Laminé par le Sénat, le projet de loi
sur la transition énergétique renvoie la réduction du nucléaire aux
calendes grecques et annule la fermeture du réacteur de Fessenheim. Le
texte est « inacceptable » selon le président (PS)
de la commission du Développement durable à l’Assemblée nationale,
Jean-Paul Chanteguet. Il ne votera pas le texte en l’état, précise-t-il
sur Reporterre.
Cela devait être l’un des grands
textes écolos du quinquennat de François Hollande. Mais malgré plus de
deux ans de débat, le texte a été laminé durant
son passage au Sénat. Le projet de loi en ressort tellement affaibli qu’il devient
« inacceptable » dénonce le député
PS
Jean-Paul Chanteguet. Si le gouvernement présente le texte en l’état
devant l’Assemblée Nationale, le socialiste affirme qu’il ne le votera
pas.
Reporterre - Vous avez déclaré que le texte sorti de la commission des affaires économiques du Sénat est « inacceptable ». Pourquoi ?
Jean-Paul Chanteguet - Le texte voté par la
commission du Sénat est inacceptable parce qu’il ne reprend pas les
engagements forts du Président de la République. Par exemple celui de
réduction de la part du nucléaire dans la production d’électricité de 75
% aujourd’hui à 50
%
d’ici 2025. Dans le texte du Sénat, il n’est plus question d’atteindre
cet objectif. A la place de la date de 2025, il est précisé
« à terme » : cela signifie que l’objectif pourrait être atteint un jour, mais à un horizon incertain.
Toujours sur le nucléaire, les amendements votés par la commission
des affaires économiques du Sénat relèvent le plafond de la capacité
totale d’électricité nucléaire de 63,2 Gigawatts dans le texte initial à
64,85 Gigawatts dans celui du Sénat. Ce plafond est augmenté
précisément de la puissance de l’
EPR de Flamanville. Si bien que quand il sera ouvert, il ne sera pas nécessaire de fermer deux autres réacteurs nucléaires.
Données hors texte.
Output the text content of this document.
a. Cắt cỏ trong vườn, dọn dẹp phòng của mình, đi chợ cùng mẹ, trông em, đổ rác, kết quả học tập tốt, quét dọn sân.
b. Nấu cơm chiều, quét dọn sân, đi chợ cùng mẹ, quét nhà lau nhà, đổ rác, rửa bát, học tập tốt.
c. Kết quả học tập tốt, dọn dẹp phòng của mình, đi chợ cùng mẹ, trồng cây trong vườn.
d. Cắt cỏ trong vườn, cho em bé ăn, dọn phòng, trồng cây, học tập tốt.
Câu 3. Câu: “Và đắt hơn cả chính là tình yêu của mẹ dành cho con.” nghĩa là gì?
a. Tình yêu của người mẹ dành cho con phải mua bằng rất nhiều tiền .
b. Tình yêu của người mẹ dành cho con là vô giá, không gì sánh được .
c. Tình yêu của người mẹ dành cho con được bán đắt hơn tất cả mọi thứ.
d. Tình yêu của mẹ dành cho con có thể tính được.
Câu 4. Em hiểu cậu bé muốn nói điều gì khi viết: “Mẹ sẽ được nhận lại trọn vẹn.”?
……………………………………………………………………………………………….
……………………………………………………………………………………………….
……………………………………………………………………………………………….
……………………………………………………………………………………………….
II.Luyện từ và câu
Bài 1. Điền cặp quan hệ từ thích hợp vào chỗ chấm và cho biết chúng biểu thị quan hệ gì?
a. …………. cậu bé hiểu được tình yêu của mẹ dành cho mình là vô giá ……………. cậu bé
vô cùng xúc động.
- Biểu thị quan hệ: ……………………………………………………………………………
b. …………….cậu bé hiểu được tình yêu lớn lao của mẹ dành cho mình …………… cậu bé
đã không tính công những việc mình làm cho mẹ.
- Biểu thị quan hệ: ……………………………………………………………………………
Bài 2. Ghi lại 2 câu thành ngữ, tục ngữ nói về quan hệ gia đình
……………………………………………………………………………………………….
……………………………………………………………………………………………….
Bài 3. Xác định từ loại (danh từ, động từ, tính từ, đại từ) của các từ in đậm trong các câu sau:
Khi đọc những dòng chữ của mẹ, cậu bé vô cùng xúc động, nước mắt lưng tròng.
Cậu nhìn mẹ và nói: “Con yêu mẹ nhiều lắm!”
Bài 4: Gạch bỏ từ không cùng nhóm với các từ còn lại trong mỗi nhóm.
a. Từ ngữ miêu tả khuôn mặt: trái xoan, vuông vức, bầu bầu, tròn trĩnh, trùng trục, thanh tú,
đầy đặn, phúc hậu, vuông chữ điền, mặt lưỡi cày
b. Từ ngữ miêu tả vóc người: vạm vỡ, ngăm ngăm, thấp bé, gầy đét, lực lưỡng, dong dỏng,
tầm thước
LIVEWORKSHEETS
Cela, ce sont des engagements du Président de la République. Mais le
Sénat a aussi modifié les conditions de création des parcs éoliens
terrestres. Il rétablit la nécessité d’avoir au minimum cinq mâts
éoliens minimum par parc et l’obligation de créer des zones de
développement de l’éolien. C’est un retour en arrière, car ces mesures
avaient été supprimées par la loi Brottes, qui avait permis de relancer
le développement de l’éolien terrestre.
Pourquoi vous référez-vous aux engagements du Président de la République ?
Parce que dans ce domaine là, ce sont les engagements les plus
ambitieux de l’exécutif. Je ne peux pas me référer à d’autres
engagements, il n’en existe pas d’autres. Personne d’autre au
gouvernement n’a dit qu’il souhaitait se désengager du nucléaire dans
les 30, 40 ans qui viennent.
Ce qui sauvait la loi à vos yeux et à celle de nombreux
acteurs du monde de l’écologie, c’était ces grands objectifs que
consacrait la loi : réduction de la place du nucléaire dans le mix
énergétique, mais aussi diminution de la consommation d’énergie de 50 % d’ici 2050 et réduction de 40 % des émissions de gaz à effet de serre d’ici 2030. Que reste-t-il de ces deux derniers objectifs ?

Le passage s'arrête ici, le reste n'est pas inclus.